Ivan’s ashes could find a final resting place in Tacoma at the Point Defiance Zoo & Aquarium, according to the famous ape’s original owners.
Ron Irwin, whose father who bought the infant Ivan from animal traders nearly 50 years ago, said his family and zoo officials are meeting Friday to begin working out details of how to best to memorialize the beloved gorilla.
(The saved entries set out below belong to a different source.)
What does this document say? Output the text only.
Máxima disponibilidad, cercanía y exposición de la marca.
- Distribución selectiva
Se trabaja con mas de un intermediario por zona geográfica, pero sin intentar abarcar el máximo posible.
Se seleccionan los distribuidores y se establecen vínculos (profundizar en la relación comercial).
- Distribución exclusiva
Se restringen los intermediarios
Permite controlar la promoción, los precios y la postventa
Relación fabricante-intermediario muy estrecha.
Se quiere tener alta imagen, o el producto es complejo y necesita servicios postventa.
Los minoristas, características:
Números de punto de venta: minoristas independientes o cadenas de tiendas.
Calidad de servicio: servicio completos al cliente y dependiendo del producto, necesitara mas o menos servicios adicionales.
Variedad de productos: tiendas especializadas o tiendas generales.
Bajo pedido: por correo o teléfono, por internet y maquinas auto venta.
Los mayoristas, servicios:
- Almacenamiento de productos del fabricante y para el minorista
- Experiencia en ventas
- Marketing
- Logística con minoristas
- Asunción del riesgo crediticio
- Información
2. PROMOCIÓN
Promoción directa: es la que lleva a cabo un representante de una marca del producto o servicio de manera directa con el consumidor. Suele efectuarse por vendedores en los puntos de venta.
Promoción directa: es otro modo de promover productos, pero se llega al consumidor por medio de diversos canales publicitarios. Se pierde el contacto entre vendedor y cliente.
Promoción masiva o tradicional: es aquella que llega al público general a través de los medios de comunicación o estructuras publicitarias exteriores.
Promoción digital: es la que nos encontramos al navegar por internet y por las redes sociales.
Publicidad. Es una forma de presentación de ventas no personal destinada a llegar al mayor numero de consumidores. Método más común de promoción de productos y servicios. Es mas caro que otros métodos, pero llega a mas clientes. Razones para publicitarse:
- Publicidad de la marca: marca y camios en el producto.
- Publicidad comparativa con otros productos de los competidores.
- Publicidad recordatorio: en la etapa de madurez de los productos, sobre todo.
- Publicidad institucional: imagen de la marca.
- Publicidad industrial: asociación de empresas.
They’ll also discuss the possibility of some sort of public ceremony, he said.
“I don’t really know what sort of a memorial it might be, and I don’t think the zoo does either,” Irwin said. “But we’ve come to an agreement that Point Defiance is probably the best place for it.”
Kris Sherman, a spokeswoman for the zoo, acknowledged that discussions are taking place but characterized them as “very preliminary.”
Ivan died Aug. 20 at Zoo Atlanta, where he’d lived since 1994. For 27 years before that, he was kept in a concrete-and-glass enclosure at the B&I Shopping Center, a circus-themed mall on South Tacoma Way, where he was viewed with a mixture of fascination and pity by a generation of shoppers.
Ivan’s death brought an outpouring of emotion from Tacoma-area residents, many of whom said they’d been deeply affected by visits to his cage, where he would look intently into their eyes.
Ivan also was loved in the South.
Zoo Atlanta has scheduled a public memorial service for Ivan at 11 a.m. Sept. 8 in the zoo’s African Rain Forest exhibit. Friends and fans are invited to share well-wishes, cards and photos for a memory board to be displayed outside Ivan’s habitat.
Earl Borgert, the grandson of the man who bought Ivan, said he and his sister Tina will fly to Atlanta for the memorial and will carry Ivan’s ashes back to Tacoma.
“Ivan was a member of the family,” Borgert said in an email. “The family is considering all possibilities to memorialize him.”
Irwin said Thursday that some local artists have expressed an interest in helping to design a memorial.
“Apparently there’s been quite an interest in the art community in doing something,” he said. “They and me and everybody are going to explore what there is out there that someone would do.”
Designing a memorial for a gorilla apparently is uncharted territory, Irwin said.
A bronze statue is one form the memorial probably will not take, he said.
“Can you imagine?” he said. “That would probably last about a month before somebody stole it.”